Denn nicht aller Unrat, der wild entsorgt wird, kann im Böblinger Restmüllheizkraftwerk verwertet werden. Im vergangenen Jahr musste der AWB 86 Tonnen auf seine Wertstoffhöfe bringen und ordnungsgemäß auftrennen und entsorgen. Darunter vor allem E-Schrott, Problemstoffe, Bauschutt und 667 Altreifen. All das verursacht dem Steuerzahler Kosten. Auf 614 275 Euro beziffert der Böblinger AWB die Jahressumme. Schon 2021 entschied der Kreistag, dass der AWB hier mit einer breit angelegten Kampagne gegensteuern solle. Der Slogan: „Wilder Müll kann nix.“ Die plakativen Motive prangen seit Mitte des vergangenen Jahres auf Mülllastern, Großplakaten und im Netz. Eine durschlagende Wirkung erzielten sie nicht.
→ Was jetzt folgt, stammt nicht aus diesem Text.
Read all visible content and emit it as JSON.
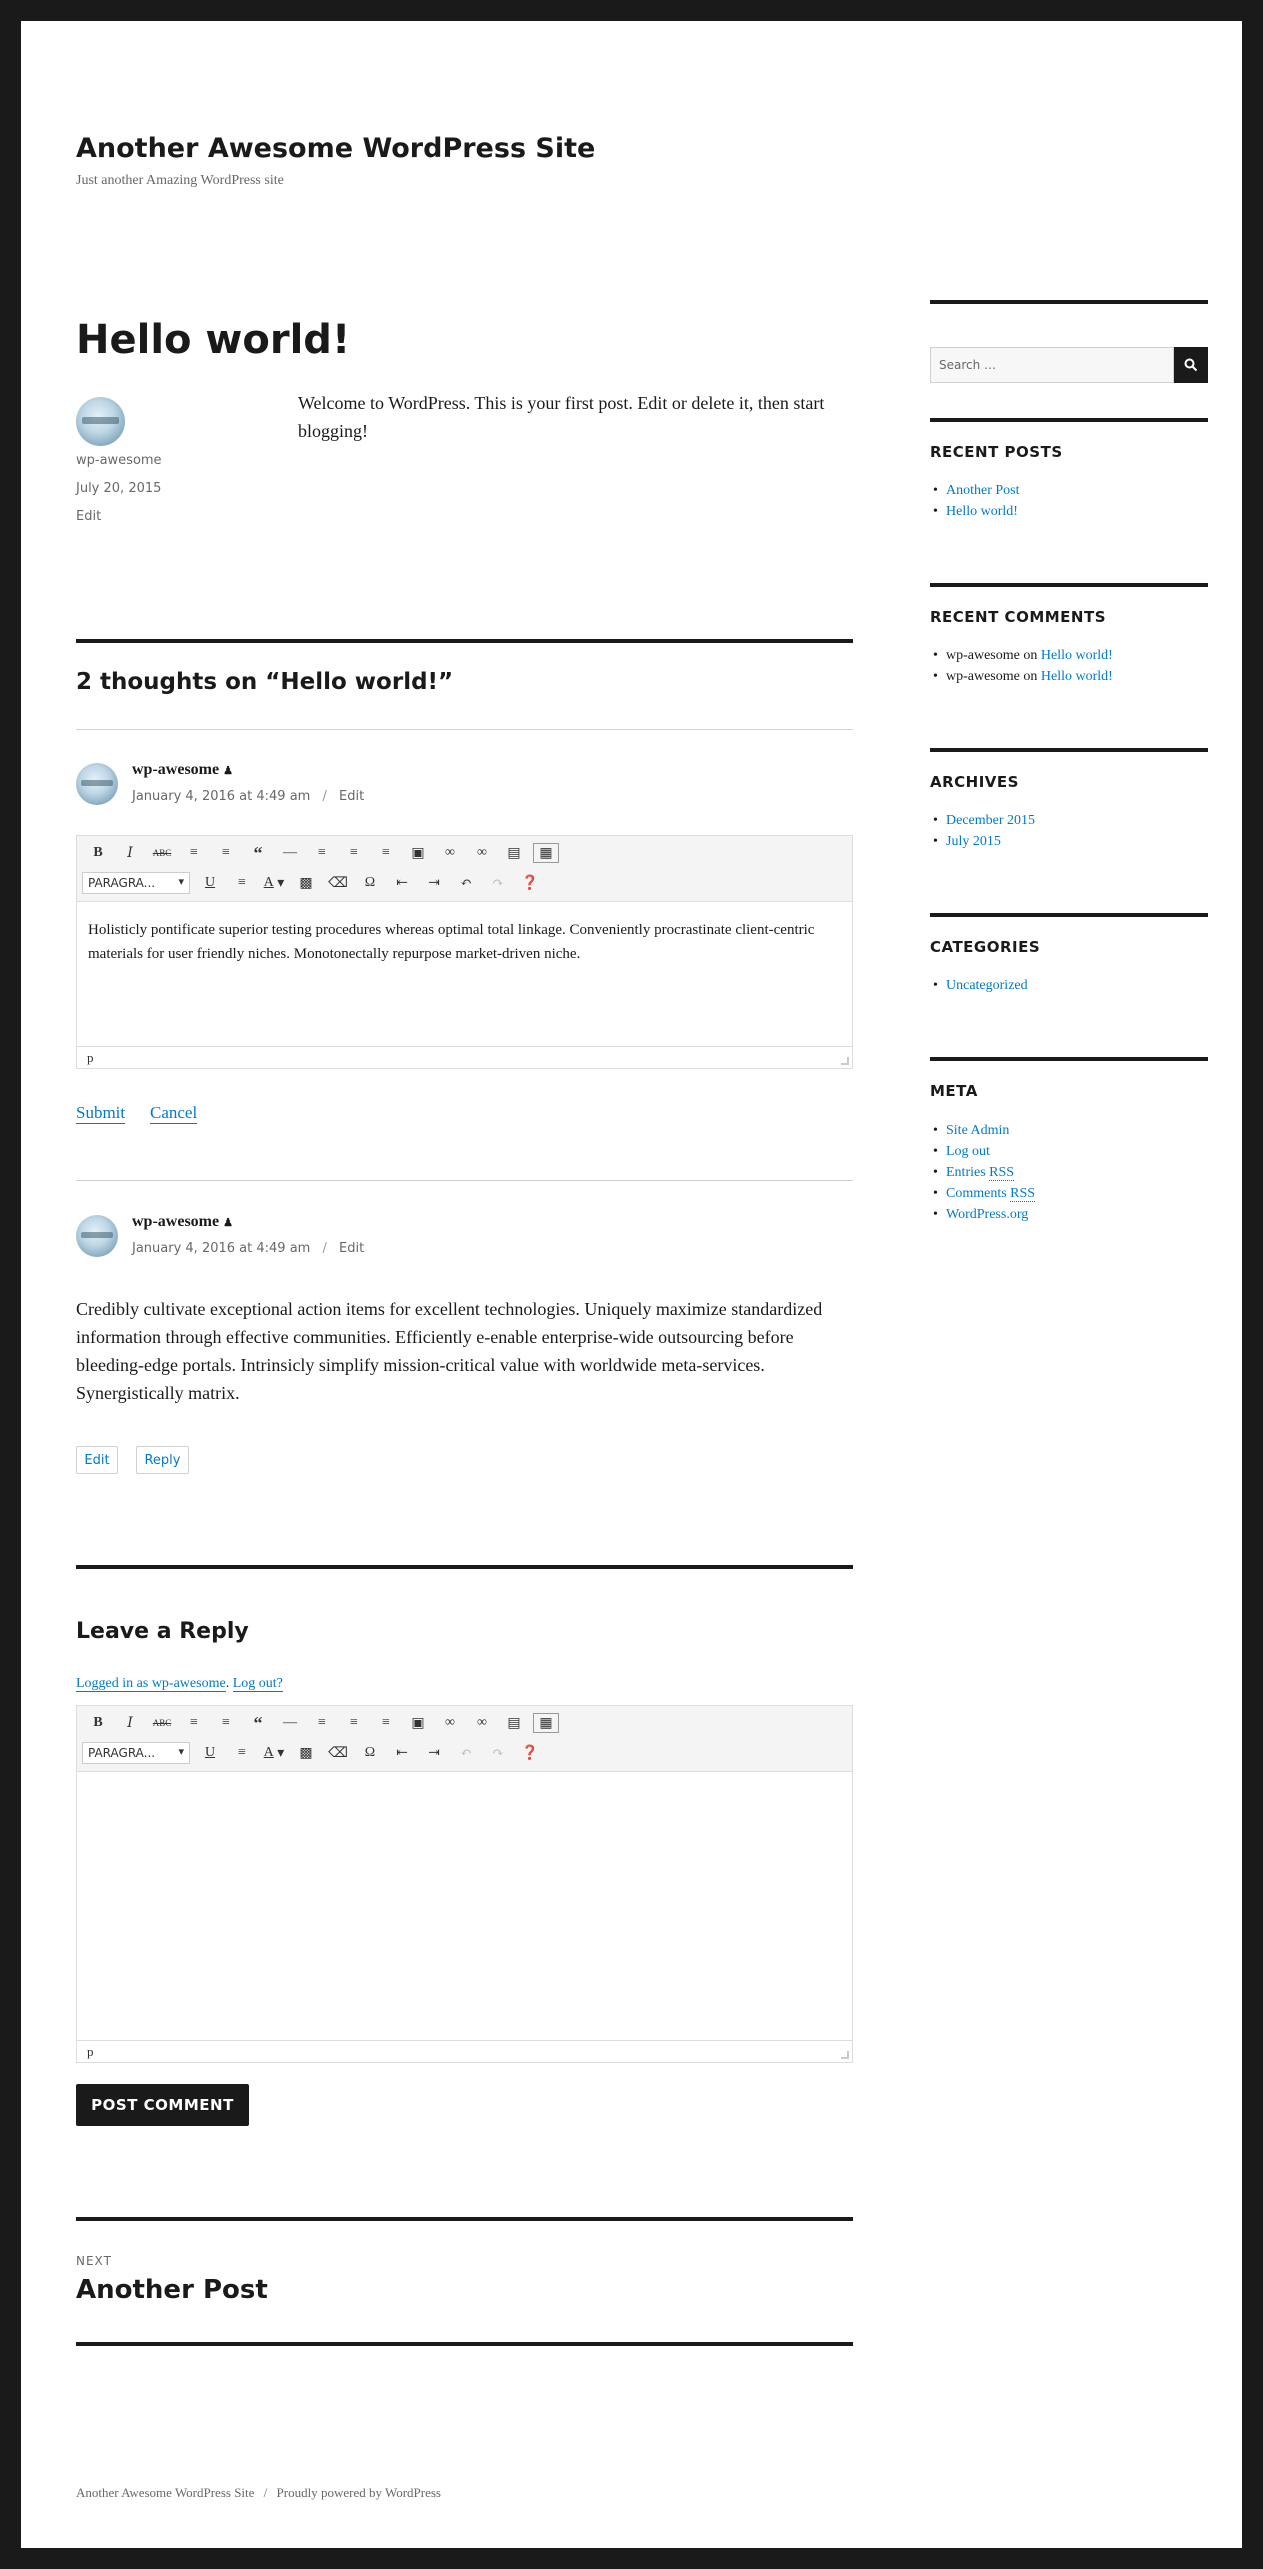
{
  "site": {
    "title": "Another Awesome WordPress Site",
    "description": "Just another Amazing WordPress site"
  },
  "post": {
    "title": "Hello world!",
    "author": "wp-awesome",
    "date": "July 20, 2015",
    "edit": "Edit",
    "body": "Welcome to WordPress. This is your first post. Edit or delete it, then start blogging!"
  },
  "comments": {
    "heading": "2 thoughts on “Hello world!”",
    "items": [
      {
        "author": "wp-awesome",
        "date": "January 4, 2016 at 4:49 am",
        "edit": "Edit",
        "editor_text": "Holisticly pontificate superior testing procedures whereas optimal total linkage. Conveniently procrastinate client-centric materials for user friendly niches. Monotonectally repurpose market-driven niche.",
        "status_path": "p",
        "submit": "Submit",
        "cancel": "Cancel"
      },
      {
        "author": "wp-awesome",
        "date": "January 4, 2016 at 4:49 am",
        "edit": "Edit",
        "body": "Credibly cultivate exceptional action items for excellent technologies. Uniquely maximize standardized information through effective communities. Efficiently e-enable enterprise-wide outsourcing before bleeding-edge portals. Intrinsicly simplify mission-critical value with worldwide meta-services. Synergistically matrix.",
        "edit_button": "Edit",
        "reply_button": "Reply"
      }
    ]
  },
  "toolbar": {
    "format_select": "PARAGRA...",
    "row1_icons": [
      "bold-icon",
      "italic-icon",
      "strikethrough-icon",
      "bullet-list-icon",
      "numbered-list-icon",
      "blockquote-icon",
      "horizontal-rule-icon",
      "align-left-icon",
      "align-center-icon",
      "align-right-icon",
      "image-icon",
      "link-icon",
      "unlink-icon",
      "read-more-icon",
      "toolbar-toggle-icon"
    ],
    "row2_icons": [
      "underline-icon",
      "justify-icon",
      "text-color-icon",
      "paste-text-icon",
      "clear-formatting-icon",
      "special-character-icon",
      "outdent-icon",
      "indent-icon",
      "undo-icon",
      "redo-icon",
      "help-icon"
    ]
  },
  "reply_form": {
    "heading": "Leave a Reply",
    "logged_in_text": "Logged in as wp-awesome",
    "logout_text": "Log out?",
    "status_path": "p",
    "submit": "POST COMMENT"
  },
  "post_nav": {
    "label": "NEXT",
    "title": "Another Post"
  },
  "sidebar": {
    "search_placeholder": "Search …",
    "recent_posts": {
      "title": "RECENT POSTS",
      "items": [
        "Another Post",
        "Hello world!"
      ]
    },
    "recent_comments": {
      "title": "RECENT COMMENTS",
      "items": [
        {
          "author": "wp-awesome",
          "on": "on",
          "post": "Hello world!"
        },
        {
          "author": "wp-awesome",
          "on": "on",
          "post": "Hello world!"
        }
      ]
    },
    "archives": {
      "title": "ARCHIVES",
      "items": [
        "December 2015",
        "July 2015"
      ]
    },
    "categories": {
      "title": "CATEGORIES",
      "items": [
        "Uncategorized"
      ]
    },
    "meta": {
      "title": "META",
      "items": [
        {
          "text": "Site Admin"
        },
        {
          "text": "Log out"
        },
        {
          "text": "Entries ",
          "abbr": "RSS"
        },
        {
          "text": "Comments ",
          "abbr": "RSS"
        },
        {
          "text": "WordPress.org"
        }
      ]
    }
  },
  "footer": {
    "site": "Another Awesome WordPress Site",
    "sep": "/",
    "powered": "Proudly powered by WordPress"
  }
}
Kampagne schärft Bewusstsein

„Im Gegenteil“, teilt der AWB mit. „Vermehrt berichten Bürgerinnen und Bürger sowohl den Städten und Gemeinden als auch dem AWB regelmäßig ihre Beobachtungen“, heißt es weiter. Besonders im Fokus stünden bei den Meldungen über illegale Ablagerungen die Containerstandorte für Glas, Dosen und Alttextilien. Hier würden neben Hausmüll auch Matratzen, Schrottteile oder sogar E-Schrott abgelagert. Immerhin habe die Kampagne aber mehr Aufmerksamkeit gegenüber achtlos Weggeworfenem und anonym hingestelltem Haus- und Sperrmüll erzeugt, was über die Anzahl der Anrufe und E-Mails deutlich abzulesen sei.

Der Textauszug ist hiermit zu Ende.